Il n’est donc peut-être pas absurde de penser que les conséquences de l’Intelligence artificielle dans le domaine artistique seront elles-aussi sans doute plus diverses et complexes qu’on ne le craint. Ainsi, si les algorithmes numériques sont effectivement capables de générer des images mimant l’apparence d’une peinture ou d’un dessin, ils sont par nature incapables de créer de véritables peintures ou dessins, celles-ci étant indissociables de la matérialité spécifique de leur medium et de leurs outils, ainsi que de la fonction exécutrice de la main humaine.

La thèse avancée par G.F.W Hegel, et qui est à l’origine du topos de la fin de l’art, est bien plus radicale : c’est bien l’art comme tel qui est une chose du passé. D’ailleurs, pourrait-il argumenter s’il vivait aujourd’hui, le fait même que désormais les œuvres d’art peuvent être créées par des algorithmes n’est-il pas un indice que l’art véritable appartient au passé ?

Hegel pensait l’histoire culturelle humaine comme une dialectique entre un pôle spirituel et un pôle matériel, le premier étant appelé à « résorber » progressivement le deuxième en le spiritualisant (et en devenant ainsi lui-même plus concret, plus riche en contenu). L’art acquiert sa pleine agentivité anthropologique à un moment bien précis de ce développement téléologique : celui où la relation entre le spirituel et le matériel atteint un point d’équilibre provisoire. En effet, selon Hegel une œuvre d’art réussie est toujours une harmonie parfaite entre une intention et son expression matérielle. D’une part, le pôle matériel (par exemple la pierre travaillée par le sculpteur) incarne de manière parfaite le contenu spirituel, d’autre part ce dernier s’extériorise pleinement dans la matière sensible.
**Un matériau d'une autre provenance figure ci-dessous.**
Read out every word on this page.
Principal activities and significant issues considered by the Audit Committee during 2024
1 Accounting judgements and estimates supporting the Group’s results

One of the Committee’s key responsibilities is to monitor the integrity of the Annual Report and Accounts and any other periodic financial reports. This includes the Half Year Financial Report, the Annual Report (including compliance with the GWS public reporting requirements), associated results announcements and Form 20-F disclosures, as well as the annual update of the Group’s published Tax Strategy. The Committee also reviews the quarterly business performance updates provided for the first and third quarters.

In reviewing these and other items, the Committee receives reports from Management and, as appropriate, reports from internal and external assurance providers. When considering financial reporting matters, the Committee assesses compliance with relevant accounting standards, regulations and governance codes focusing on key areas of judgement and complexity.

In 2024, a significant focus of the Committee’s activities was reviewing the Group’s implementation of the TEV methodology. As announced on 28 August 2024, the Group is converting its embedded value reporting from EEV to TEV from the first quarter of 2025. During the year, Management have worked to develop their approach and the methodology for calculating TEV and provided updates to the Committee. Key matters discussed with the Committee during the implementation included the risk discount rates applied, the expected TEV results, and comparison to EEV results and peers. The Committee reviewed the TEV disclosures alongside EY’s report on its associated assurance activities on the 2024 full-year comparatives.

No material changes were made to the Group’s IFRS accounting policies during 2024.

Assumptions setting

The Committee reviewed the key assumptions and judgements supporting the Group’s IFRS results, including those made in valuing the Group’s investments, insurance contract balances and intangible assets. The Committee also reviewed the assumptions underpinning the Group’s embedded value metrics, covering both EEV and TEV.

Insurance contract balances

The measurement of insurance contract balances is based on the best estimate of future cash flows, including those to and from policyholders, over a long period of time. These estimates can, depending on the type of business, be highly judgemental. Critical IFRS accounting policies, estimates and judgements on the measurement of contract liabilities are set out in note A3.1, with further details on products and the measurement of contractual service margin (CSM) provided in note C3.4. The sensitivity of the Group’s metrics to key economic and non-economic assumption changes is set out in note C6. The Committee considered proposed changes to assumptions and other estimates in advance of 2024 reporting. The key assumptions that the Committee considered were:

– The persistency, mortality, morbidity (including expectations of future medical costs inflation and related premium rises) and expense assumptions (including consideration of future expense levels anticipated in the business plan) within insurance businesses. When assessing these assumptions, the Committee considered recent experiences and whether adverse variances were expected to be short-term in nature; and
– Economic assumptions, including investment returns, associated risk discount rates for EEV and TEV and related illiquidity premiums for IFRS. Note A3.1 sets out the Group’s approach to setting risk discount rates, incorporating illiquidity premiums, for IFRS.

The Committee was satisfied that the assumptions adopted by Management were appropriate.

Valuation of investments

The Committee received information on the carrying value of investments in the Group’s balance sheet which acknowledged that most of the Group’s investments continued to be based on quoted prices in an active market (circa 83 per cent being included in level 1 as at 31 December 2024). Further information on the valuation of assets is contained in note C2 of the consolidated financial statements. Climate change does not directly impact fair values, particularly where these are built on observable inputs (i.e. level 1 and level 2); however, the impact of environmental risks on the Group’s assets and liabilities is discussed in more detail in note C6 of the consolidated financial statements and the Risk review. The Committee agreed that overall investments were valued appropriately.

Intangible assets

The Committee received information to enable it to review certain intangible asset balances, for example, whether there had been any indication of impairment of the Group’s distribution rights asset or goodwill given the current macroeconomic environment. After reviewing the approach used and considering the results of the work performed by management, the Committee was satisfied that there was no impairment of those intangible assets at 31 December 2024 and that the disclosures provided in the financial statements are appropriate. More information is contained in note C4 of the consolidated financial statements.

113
Cependant ce moment de grâce, atteint dans l’art antique, ne dure pas, car le mouvement de spiritualisation continue à progresser vers l’intériorisation totale de la matière qui est atteinte dans le Savoir absolu philosophique, moment qui pour Hegel marque aussi la fin de l’histoire.

Il faut préciser que Hegel reconnaissait volontiers qu’il y avait encore des œuvres d’art à son époque et qu’il y en aurait encore dans l’avenir, mais il soutenait que ces œuvres ne pouvaient plus avoir de portée spirituelle et donc culturelle. Sa thèse implique en fait l’idée d’une décadence (irréversible) de l’art. Ce pessimisme culturel profond quant au rôle de l’art dans les sociétés modernes a joué un rôle matriciel pour les innombrables théories décadentistes qui, depuis les débuts du modernisme et jusqu’à aujourd’hui, décrètent la mort progressive de l’art « véritable », remplacé désormais par le divertissement, et y voient une conséquence inévitable et irréversible du développement des sociétés modernes et contemporaines.

A ces plaintes de la perte du « grand art », le philosophe et critique d’art américain Arthur Danto a opposé une hypothèse intéressante. Selon lui ce qui est mort ce n’est pas l’art, mais une certaine conception (philosophique) de l’art. Il inscrit la thèse hégélienne dans une longue histoire (qu’il fait remonter à Platon et à sa dénonciation de l’imitation picturale) d’assujettissement de l’art par la philosophie. La disqualification hégélienne de la fonction spirituelle et anthropologique de l’art à l’époque moderne n’est que l’ultime étape de cet assujettissement. Danto lisait ainsi le programme « puriste » du modernisme qui postulait que le but de tout art était de découvrir sa propre nécessité intérieure, comme une tentative de répondre à ce défi hégélien. L’implosion finale vers les années soixante du vingtième siècle de ce programme entre deux pôles, d’un côté l’art minimaliste qui réduisait l’art à son pôle matériel (l’œuvre d’art comme pure objectité), de l’autre l’art conceptuel qui le réduisait à son pôle spirituel (l’œuvre d’art comme pure idée) pouvait ainsi être interprétée comme étant la liquidation performative de la conception hégélienne de l’œuvre d’art comme harmonie entre matière et esprit.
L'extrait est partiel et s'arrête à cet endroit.